Like all drugs, homeopathic products have raised safety concerns, especially regarding use by children.
“The 2012 American Association of Poison Control Center Annual Report indicated that there were 10,311 reported poison exposure cases related to ‘Homeopathic Agents,’ with 8,788 of those reported cases attributed to children 5 years of age and younger," FDA said in its recent public notice. “Of the 10,311 reported cases, 697 required treatment in a health care facility."
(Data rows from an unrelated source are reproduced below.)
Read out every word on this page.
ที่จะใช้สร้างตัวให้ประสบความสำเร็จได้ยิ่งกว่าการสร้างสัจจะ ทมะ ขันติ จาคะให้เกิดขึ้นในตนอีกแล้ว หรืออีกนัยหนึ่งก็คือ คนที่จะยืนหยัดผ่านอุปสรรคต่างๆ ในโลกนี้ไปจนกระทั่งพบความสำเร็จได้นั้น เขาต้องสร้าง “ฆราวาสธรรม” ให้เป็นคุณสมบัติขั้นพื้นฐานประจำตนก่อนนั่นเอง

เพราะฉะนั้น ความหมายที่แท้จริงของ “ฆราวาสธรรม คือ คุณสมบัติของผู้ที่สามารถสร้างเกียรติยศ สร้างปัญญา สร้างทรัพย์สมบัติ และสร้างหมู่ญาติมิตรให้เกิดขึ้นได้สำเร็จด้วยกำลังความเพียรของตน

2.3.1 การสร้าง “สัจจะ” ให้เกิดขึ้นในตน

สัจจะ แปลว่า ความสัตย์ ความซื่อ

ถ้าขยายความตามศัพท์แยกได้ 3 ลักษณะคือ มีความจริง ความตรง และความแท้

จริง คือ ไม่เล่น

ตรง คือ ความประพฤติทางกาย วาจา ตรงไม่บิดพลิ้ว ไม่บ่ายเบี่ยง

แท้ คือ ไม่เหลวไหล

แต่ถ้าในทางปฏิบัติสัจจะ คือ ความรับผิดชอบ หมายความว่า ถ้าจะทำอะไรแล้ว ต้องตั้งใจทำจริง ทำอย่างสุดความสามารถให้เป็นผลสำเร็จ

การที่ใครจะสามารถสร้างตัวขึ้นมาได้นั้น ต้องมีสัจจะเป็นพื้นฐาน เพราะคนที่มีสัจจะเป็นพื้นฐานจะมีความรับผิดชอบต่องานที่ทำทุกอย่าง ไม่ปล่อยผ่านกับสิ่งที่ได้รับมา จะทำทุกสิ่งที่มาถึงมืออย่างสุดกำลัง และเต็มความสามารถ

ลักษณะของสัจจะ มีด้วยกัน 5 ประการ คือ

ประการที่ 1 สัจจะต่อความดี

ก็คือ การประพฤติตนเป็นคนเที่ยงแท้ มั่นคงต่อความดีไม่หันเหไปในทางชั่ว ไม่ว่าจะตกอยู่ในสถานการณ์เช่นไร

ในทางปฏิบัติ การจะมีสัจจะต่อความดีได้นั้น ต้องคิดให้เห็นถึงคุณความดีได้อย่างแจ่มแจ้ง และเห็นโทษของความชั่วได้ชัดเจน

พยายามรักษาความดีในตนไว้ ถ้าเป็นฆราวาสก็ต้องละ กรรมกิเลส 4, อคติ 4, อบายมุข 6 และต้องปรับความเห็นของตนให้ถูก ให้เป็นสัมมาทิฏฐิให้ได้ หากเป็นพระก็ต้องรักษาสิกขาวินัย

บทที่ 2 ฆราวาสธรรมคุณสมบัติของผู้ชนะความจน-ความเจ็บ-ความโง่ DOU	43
AAHP, however, said the number of serious adverse event reports submitted to FDA is low. Manufacturers of nonprescription drugs must report to FDA life-threatening incidents and other serious events that are potentially linked to a product.
“Over decades of use, we have not found problems or variability with quality of the homeopathic products," Rothenberg declared, “and no toxicity has been reported."
Speaking Tuesday on behalf of the American Herbal Products Association (AHPA), lawyer Will Woodlee said FDA has the appropriate tools to protect consumers of homeopathic medicine.
"Through inspections of manufacturing establishments and investigations of mandatory reports of serious adverse events associated with homeopathic drug products, FDA currently has the ability to investigate potential safety issues and take any indicated follow-up action in a timely manner," Woodlee of the law firm Kleinfeld, Kaplan, and Becker, LLP testified. "Indeed, FDA historically has used its tools and authorities to address perceived issues involving homeopathic drug products, including 'recommending' and overseeing recalls as well as issuing warning letters."